Sitios arqueológicos del INAH, libres de murciélagos

Especialistas del Instituto Nacional de Antropología e Historia aplican un repelente que expulsa de manera definitiva a estos animales a fin de evitar que dañen el patrimonio.
La celebración iniciará afuera de la Iglesia a oscuras y continuará con una procesión con los cirios encendidos.
(Archivo)

Ciudad de México

Con el objetivo de evitar que los murciélagos deterioren murales, madera y enlucidos de los inmuebles antiguos, especialistas del Instituto Nacional de Antropología e Historia (INAH) aplican un repelente que expulsa de manera definitiva a estos quirópteros.

La sustancia está hecha a base de aceite de cedro, a fin de no causar daño a los murciélagos que han invadido algunos inmuebles y zonas arqueológicas, detalló el Instituto.

Algunos de los sitios donde se aplica el repelente son: el Ex Convento Yanhuitlán, en Oaxaca, y el Claustro Bajo de la Parroquia de Chila de las Flores, en Puebla.

Pablo Torres Soria, doctor en Ciencias Biológicas, indicó que además de los daños a los inmuebles, la presencia de dichos animales es un riesgo para la salud del ser humano.

Los murciélagos son portadores del virus de la rabia y su guano en presencia de humedad puede desencadenar una histoplasmosis, que afecta severamente a los pulmones.

Explicó que el murciélago insectívoro, llamado murciélago mexicano de cola libre o Tadarida brasiliensis mexicana, se ha extendido desde el norte de México hasta la península de Yucatán y aunque su hábitat natural son las cuevas y grutas, es muy común encontrarlos en edificios históricos y zonas arqueológicas.

Debido a que en los últimos años algunas comunidades han tapado sus cuevas, los quirópteros han buscado otros refugios, como graneros, granjas, fábricas abandonadas, grandes almacenes, parroquias y árboles frutales.

En inmuebles históricos y zonas arqueológicos se les ha encontrado en las techumbres, sótanos, bodegas, puentes, andadores, túneles, pozos artesianos, árboles de huertos conventuales y campanarios, así como en iglesias y en la parte posterior de los retablos.

Torres Soria desarrolló este método para alejar a los murciélagos, como parte de una investigación que realizó en el ex convento franciscano de Santa Ana Tzintzuntzan, en Michoacán.

Sin embargo, opinó, es importante que el desalojo se realice sin dañar a estos animales, ya que juegan un papel muy importante en la polinización de plantas, hortalizas y orquídeas, así como en el control de la población de insectos.

Para el método que emplea, el especialista tomó como referencia el aceite de cedro porque aleja a los insectos.

Torres realizó ensayos con cuatro grupos de murciélagos.

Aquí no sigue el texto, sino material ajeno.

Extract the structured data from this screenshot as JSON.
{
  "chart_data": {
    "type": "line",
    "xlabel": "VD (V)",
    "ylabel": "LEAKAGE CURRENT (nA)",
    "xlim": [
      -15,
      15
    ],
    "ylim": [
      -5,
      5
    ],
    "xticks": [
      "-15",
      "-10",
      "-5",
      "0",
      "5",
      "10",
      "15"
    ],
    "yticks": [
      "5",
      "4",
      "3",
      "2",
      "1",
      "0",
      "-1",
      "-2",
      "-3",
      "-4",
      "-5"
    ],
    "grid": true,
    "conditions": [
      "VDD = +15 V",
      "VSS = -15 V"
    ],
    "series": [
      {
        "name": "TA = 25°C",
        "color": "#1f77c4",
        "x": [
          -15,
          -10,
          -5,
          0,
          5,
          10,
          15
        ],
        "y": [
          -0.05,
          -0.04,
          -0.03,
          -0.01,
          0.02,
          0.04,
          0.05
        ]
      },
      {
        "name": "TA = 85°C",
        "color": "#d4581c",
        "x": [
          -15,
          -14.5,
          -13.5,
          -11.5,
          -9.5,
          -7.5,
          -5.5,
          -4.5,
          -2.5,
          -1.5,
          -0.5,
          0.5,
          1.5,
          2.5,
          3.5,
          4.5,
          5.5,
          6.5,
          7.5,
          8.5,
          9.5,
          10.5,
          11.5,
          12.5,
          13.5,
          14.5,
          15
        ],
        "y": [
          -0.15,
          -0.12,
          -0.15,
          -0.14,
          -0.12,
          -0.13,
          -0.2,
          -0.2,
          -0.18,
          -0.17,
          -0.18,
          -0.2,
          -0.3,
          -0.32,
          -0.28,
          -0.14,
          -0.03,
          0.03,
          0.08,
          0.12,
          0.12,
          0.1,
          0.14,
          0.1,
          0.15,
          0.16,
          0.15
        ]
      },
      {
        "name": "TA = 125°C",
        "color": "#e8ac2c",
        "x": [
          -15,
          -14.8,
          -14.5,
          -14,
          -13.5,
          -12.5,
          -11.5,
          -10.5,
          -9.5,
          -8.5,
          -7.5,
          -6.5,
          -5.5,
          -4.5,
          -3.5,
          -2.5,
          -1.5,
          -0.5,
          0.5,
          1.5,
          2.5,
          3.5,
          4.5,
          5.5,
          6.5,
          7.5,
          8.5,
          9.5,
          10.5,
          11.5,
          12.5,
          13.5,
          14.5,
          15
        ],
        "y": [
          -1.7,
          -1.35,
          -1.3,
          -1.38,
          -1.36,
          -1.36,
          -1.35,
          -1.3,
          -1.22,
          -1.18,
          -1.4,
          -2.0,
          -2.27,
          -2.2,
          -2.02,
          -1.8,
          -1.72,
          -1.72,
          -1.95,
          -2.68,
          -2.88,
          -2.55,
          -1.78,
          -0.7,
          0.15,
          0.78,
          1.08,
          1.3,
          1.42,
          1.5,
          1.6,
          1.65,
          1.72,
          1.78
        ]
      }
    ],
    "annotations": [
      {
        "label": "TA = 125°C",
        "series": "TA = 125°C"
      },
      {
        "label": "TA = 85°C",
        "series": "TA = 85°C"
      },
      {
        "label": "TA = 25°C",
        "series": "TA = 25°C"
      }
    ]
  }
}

En un primer grupo empleó humo blanco, producto de la quema de aserrín aplicado con ahumador de apicultor, y en el segundo utilizó humo blanco seguido de la aspersión de aceite de cedro sobre la superficie de las vigas en los albergues o dormitorios.

En el tercero usó estos dos elementos y una compresa de algodón seca para tapiar los albergues, y en el último grupo aplicó tanto el humo blanco como aceite de cedro asperjado y algodón impregnado de aceite por aspersión, colocado a manera de compresa para bloquear las guaridas.

Los resultados fueron los siguientes: el primer grupo, al disiparse el humo, los murciélagos regresaron tres horas después; en el segundo, los quirópteros entraban y salían de sus albergues retirando con el roce de sus cuerpos el aceite de la superficie de la madera, y al cabo de un mes anidaron nuevamente.

El tercer grupo hizo lo mismo, además de tirar las compresas de algodón seco, y finalmente los murciélagos del cuarto grupo fueron repelidos durante un año, por el fuerte olor a lápiz que se desprende del aceite de cedro.